Power BI Custom Visuals – My top picks part two

If you missed part one of ‘Power BI Custom Visuals – my top picks’, which was basically a love letter to the OK Viz team, check it out now.

So this is the second part of my top picks, looking at the visuals I tend to use when creating Power BI reports. As mentioned in part one, there are about 12 ones that I use, I do tend to be fairly conservative in using custom visuals, there are a quite a number now, and tend to side with functional, and less flashy/gimmicky choices, as those tend to  kick in the attentive process and not be as intuitive to use, and ultimately distract from the information that you wish to show. Anyway here’s the final few.

Infographic Designer

I tend to use this for Cards visual, more than the chart visual, to create cards that have a few more formatting options, multiple values, and place a visual in the background. But I do use it for charts on occasion. So you can create a chart made up of objects, that can be filled and displayed to show the data. The cards one I really like, just for the ability to add a visual in the background. There is a choice of pre-canned visuals and you can add your own as well. It can be a bit slow to render the objects when switching between tabs in Power BI Desktop, would it help if it was split into two visuals, one for card, one for charts?


So in the above example visual, the ink toner has been created with the visual.


You can have graphic objects make up your columns.


And add Cards with backgrounds, with text layers and formatting options.

It can have a bit of a delay in rendering the objects when switching tab, or on first loading, hopefully future updates will address this performance issue.

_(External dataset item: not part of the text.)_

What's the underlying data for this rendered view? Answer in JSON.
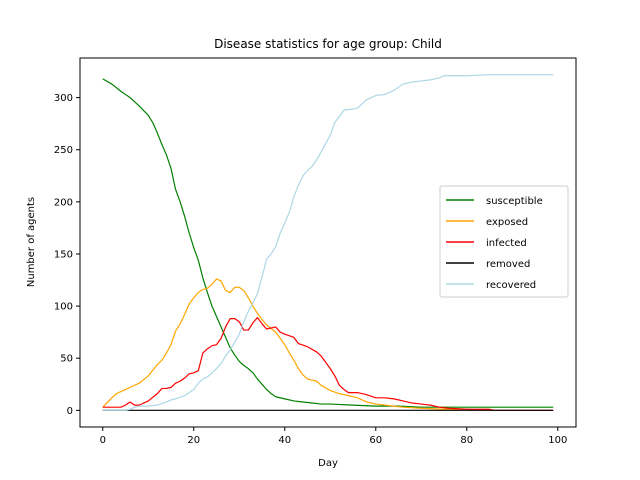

So at the moment don’t overuse it on a report.

Flow Map

Flow map is a nice visual for displaying the movement of items, maybe from a store location to a customers site. I’ve used it to display deliveries between stores and customers and if you have multiple store sites, show if there is any overlap in area using a particular store.


So in the above GIF, it shows the deliveries from a location to a ship to Post Code. There is not a lot to this visual in terms of formatting, or features, but the value is in showing the thickness of the flow and the spread of where something is being delivered to.

Chiclet Slicer

Slicers have improved with types since Power BI was released, we now have drop-down, time and number range slicers, but for the most part they are the regular check boxes. There is nothing wrong with those, but if you need something with a bit more visual flourish Chiclet Slicer is the way to go. It can display nice big buttons, which is great when using in a mobile view of a report.

You you can define the number of columns, rows and even use images as the button objects. If you just want a nice looking slicer, with colour options this one is for you.



The basic gauge in Power BI is a bit plain and you can’t configure much on it. Of the few gauge visuals I’ve found this one the best.


You can configure, target, ranges, add call out values and do all the cool colour stuff. You can also change the angles of the gauge to create a vertical gauge, rather than the plain horizontal one. It is a great example of a fully developed and capable visual. Some times it feels like some of the custom visual seem half finished, but I was so impressed when this came out, I even emailed the developer a thank you.

HTML Viewer

This is a humble little visual, the preview of it in the Office Store, just show text layout, but I’ve used it to help show embedded images, and make a few reports a bit visually richer to show KPI’s and Meeting room facilities (projectors, phone etc). You can do a lot with a bit of HTML, calculated columns and measures.


The image on the left is embedded using base64 into Power BI, and displayed using the HTML Viewer.

Wrapping things up

Those are my top picks and tend to be in a number of Power BI projects that I have done. As mentioned at the start I tend to be fairly conservative in using custom visuals, as it can sometimes get in the way of understanding the information, and most of the time the standard visuals do the job. Hope you found this post helpful and shows some of the options that you have with Power BI and visuals.